La becada americana no es el típico ave urbana. A pesar de su nombre, en realidad está relacionado con las aves playeras, pero prefiere hábitats de bosques y arbustos. Tiene un cuerpo redondo y compacto, un pico largo y recto y plumas perfectamente camufladas que se mezclan con la hojarasca.
Lo que cautiva a las multitudes es su movimiento inusual. El pájaro parece “bailar”, balanceando su cuerpo mientras camina. Este comportamiento no es sólo para mostrar; es parte de su estrategia de alimentación. La becada sondea el suelo en busca de lombrices de tierra y el movimiento de balanceo puede ayudarla a detectar movimientos bajo tierra. A los ojos humanos, parece extrañamente encantador, casi teatral.
A primera vista, podría parecer extraño que un ave migratoria elija un parque urbano concurrido. Pero cuando miras más de cerca, tiene sentido. La ciudad de Nueva York se encuentra a lo largo de una importante ruta migratoria y los espacios verdes como Bryant Park actúan como escalas esenciales.
Para las becadas, los factores clave son la comida y el refugio. Dependen en gran medida de las lombrices de tierra, que prosperan en suelos húmedos. Los parterres ajardinados, los arbustos y las áreas cubiertas con mantillo de Bryant Park crean microhábitats ideales donde las aves pueden descansar y repostar.
Estos pequeños fragmentos de naturaleza se vuelven críticos durante los largos viajes migratorios. Incluso un parque compacto puede funcionar como una parada técnica, ofreciendo los recursos suficientes para que las aves se recuperen antes de continuar su viaje hacia el norte.

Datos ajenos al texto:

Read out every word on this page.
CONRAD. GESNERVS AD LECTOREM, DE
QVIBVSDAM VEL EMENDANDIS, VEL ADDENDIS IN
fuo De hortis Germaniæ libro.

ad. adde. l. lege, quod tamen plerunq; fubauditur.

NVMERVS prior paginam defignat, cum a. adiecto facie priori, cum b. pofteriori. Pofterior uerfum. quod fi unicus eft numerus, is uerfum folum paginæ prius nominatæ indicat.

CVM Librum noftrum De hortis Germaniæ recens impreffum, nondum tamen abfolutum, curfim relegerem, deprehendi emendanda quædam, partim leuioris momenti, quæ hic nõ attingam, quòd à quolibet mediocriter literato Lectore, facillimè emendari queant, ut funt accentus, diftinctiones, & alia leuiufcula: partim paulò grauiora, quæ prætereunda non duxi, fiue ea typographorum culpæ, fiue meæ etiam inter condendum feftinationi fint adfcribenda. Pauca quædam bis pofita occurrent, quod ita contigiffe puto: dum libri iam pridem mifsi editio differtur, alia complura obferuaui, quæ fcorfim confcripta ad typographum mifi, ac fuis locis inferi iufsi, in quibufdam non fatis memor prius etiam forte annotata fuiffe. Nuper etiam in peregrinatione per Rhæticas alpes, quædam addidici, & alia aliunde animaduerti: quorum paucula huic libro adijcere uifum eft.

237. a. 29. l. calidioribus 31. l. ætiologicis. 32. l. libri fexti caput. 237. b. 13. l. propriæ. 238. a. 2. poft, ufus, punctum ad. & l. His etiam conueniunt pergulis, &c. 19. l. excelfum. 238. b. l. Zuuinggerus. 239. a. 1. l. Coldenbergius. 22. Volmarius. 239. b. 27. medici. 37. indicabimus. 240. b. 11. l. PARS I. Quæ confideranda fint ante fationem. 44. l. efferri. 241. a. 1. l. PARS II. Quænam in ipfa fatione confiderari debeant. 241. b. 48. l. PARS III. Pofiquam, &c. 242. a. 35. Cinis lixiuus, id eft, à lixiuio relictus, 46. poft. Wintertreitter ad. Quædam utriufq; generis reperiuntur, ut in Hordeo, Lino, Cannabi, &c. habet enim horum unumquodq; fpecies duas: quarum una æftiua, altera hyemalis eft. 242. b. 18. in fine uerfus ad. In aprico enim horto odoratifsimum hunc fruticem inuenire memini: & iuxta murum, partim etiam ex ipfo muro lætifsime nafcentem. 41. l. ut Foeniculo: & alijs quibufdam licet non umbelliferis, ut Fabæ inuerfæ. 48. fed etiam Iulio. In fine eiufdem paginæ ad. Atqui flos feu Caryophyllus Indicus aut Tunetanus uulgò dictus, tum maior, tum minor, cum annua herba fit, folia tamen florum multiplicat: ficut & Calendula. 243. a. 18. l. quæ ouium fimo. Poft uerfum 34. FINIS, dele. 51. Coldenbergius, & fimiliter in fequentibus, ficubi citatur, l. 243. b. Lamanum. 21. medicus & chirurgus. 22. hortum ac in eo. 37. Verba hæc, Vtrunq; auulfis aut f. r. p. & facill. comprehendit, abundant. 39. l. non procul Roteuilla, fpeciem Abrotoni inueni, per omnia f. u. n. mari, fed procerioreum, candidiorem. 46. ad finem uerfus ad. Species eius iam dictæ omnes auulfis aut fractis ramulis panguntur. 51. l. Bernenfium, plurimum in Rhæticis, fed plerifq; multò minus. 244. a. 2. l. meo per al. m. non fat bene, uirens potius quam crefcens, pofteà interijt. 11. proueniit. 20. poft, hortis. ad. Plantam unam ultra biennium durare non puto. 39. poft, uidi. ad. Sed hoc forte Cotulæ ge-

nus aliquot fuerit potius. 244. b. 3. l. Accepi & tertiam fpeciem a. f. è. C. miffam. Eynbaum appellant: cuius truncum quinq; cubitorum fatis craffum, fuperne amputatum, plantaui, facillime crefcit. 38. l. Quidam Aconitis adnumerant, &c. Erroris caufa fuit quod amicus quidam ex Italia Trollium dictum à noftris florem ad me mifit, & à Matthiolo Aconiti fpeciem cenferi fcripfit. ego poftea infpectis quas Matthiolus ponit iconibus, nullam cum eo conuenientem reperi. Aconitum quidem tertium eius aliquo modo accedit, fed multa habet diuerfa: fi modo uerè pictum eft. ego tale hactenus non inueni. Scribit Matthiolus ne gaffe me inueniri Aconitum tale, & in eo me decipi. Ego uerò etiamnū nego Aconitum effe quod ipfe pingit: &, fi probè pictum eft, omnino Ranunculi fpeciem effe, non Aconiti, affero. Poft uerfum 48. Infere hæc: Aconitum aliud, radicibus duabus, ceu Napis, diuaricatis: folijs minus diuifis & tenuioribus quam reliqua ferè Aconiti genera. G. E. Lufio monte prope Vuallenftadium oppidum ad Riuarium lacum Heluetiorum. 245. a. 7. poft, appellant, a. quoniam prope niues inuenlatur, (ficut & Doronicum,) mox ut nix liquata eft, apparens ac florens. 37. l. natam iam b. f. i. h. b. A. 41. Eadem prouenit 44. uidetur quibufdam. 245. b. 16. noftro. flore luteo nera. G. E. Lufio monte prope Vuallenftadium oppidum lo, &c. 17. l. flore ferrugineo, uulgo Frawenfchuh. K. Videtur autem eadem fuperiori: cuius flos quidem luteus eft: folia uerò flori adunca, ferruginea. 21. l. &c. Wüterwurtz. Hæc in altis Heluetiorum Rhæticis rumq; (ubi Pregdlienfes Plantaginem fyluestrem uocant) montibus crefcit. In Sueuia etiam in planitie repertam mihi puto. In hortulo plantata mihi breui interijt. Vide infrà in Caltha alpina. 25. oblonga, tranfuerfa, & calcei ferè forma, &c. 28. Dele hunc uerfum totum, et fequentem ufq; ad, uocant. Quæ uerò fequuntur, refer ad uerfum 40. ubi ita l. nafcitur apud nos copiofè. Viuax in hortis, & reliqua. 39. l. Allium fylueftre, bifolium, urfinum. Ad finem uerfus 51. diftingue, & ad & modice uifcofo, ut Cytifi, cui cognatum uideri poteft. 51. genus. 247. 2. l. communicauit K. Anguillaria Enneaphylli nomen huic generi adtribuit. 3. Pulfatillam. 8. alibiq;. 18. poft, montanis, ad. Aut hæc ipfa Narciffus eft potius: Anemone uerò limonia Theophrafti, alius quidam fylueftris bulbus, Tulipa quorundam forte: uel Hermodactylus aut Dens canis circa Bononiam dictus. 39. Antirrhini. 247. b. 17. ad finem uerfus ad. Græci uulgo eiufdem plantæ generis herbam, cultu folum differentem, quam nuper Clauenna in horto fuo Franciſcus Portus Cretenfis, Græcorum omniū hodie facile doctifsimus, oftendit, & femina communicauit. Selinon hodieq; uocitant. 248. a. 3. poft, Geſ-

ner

Si bien la escena parece edificante, hay una realidad más complicada debajo. Las ciudades presentan serios desafíos para las aves migratorias. Las luces brillantes y los cristales reflectantes pueden desorientarlos, aumentando el riesgo de colisión.
Bryant Park se encuentra en una zona densa y de gran altura repleta de estos peligros. Los grupos conservacionistas han señalado durante mucho tiempo que los entornos urbanos pueden actuar como “trampas ecológicas”, lugares que atraen la vida silvestre pero también la exponen al peligro.
El tiempo lo es todo si quieres echar un vistazo. La becada americana suele pasar por Nueva York a principios de la primavera, especialmente de marzo a principios de abril. Avistamientos recientes en 2026 confirman esta ventana, con múltiples observaciones registradas a lo largo de la temporada.
Un consejo sencillo: si ves una pequeña multitud concentrada en silencio en un grupo de arbustos, probablemente estés en el lugar correcto. Mantenga una distancia segura. Si el pájaro cambia su comportamiento por tu culpa, estás demasiado cerca. Evite la fotografía con flash y nunca intente tirarlo para obtener una mejor vista. El objetivo es observar, no interferir.